A new study by Steven Hagens finds that the antibiotic doses could be reduced by up to 50 times using a new approach based on bacteriophages.
Steven Hagens, previously at the University of Vienna, told Chemistry & Industry, the magazine of the SCI, that certain bacteriophages, a type of virus that infects bacteria, can boost the effectiveness of antibiotics gentamicin, gramacidin or tetracycline.
It is the phages' ability to channel through bacterial cell membranes that boosts antibiotic effectiveness. 'Pseudomonas bacteria for example are particularly multi-resistant to antibiotics because they have efflux pump mechanisms that enable them to throw out antibiotics. A pore in the cell wall would obviously cancel the efflux effect,' Hagens explains.
Pseudomonas bacteria cause pneumonia and are a common cause of hospital-acquired infections.

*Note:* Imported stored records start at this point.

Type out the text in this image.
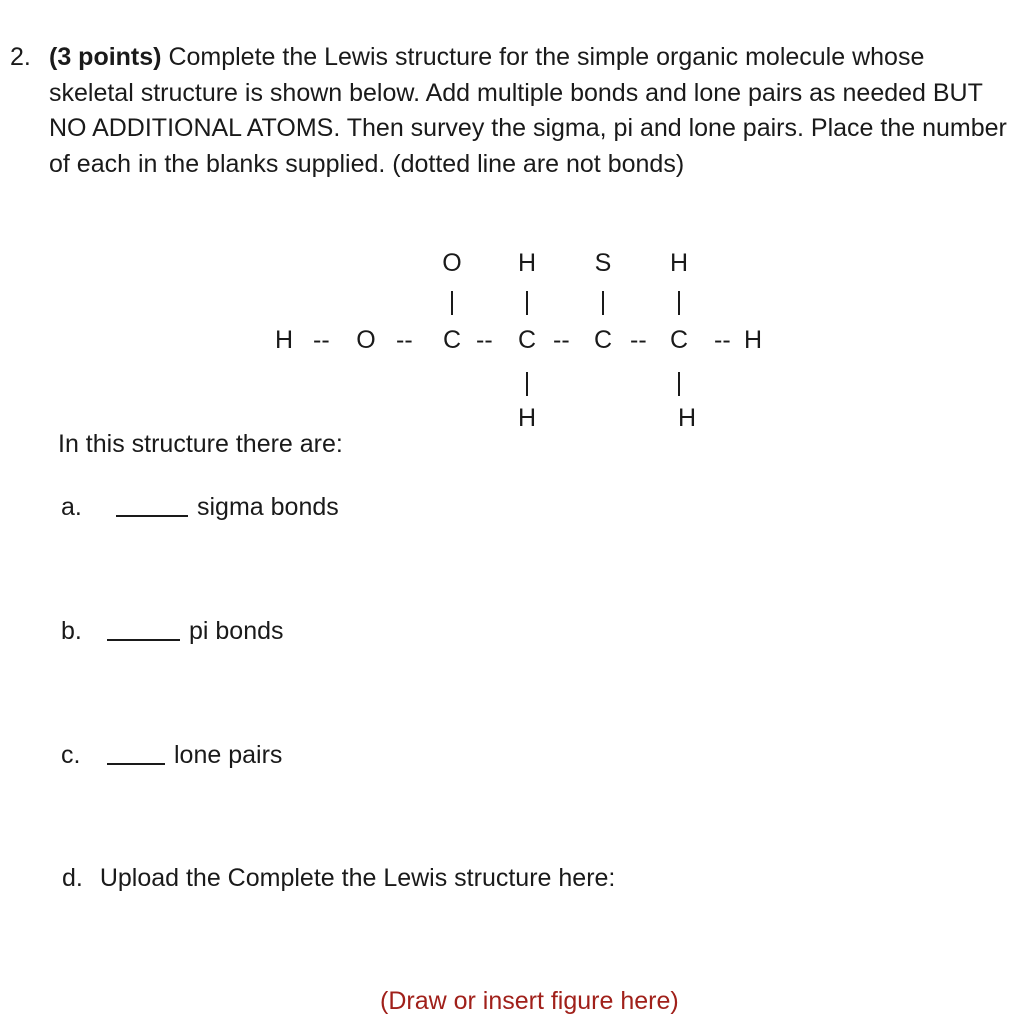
2. (3 points) Complete the Lewis structure for the simple organic molecule whose skeletal structure is shown below. Add multiple bonds and lone pairs as needed BUT NO ADDITIONAL ATOMS. Then survey the sigma, pi and lone pairs. Place the number of each in the blanks supplied. (dotted line are not bonds)
O H S H
H -- O -- C -- C -- C -- C -- H
H	H
In this structure there are:
a.	sigma bonds
b.	pi bonds
c.	lone pairs
d. Upload the Complete the Lewis structure here:
(Draw or insert figure here)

Experiments in mice revealed that 75% of those infected with a lethal dose of Pseudomonas survived if the antibiotic gentamicin was administered in the presence of bacteriophages. None survived without the phages (Microb. Drug Resist., 2006, 12 (3), 164).
The bacteriophage approach would also be particularly useful for treating cases of food poisoning, because the lower doses of antibiotic needed would not disrupt the friendly bacteria in the gut - a big problem with conventional antibiotic treatments.
'The prospect of using such treatments to prolong the life of existing agents and delay the onset of widespread resistance is to be welcomed,' said Jim Spencer a lecturer in microbial pathogenesis at the University of Bristol.
The overuse of antibiotics since the 1940s had slowly created a host of infections that are resistant to antibiotics. MRSA (Methicillin-resistant Staphylococcus aureus) for example is rapidly spreading through hospitals, affecting more than 8,000 people in the UK every year. MRSA infection can lead to septic shock and death.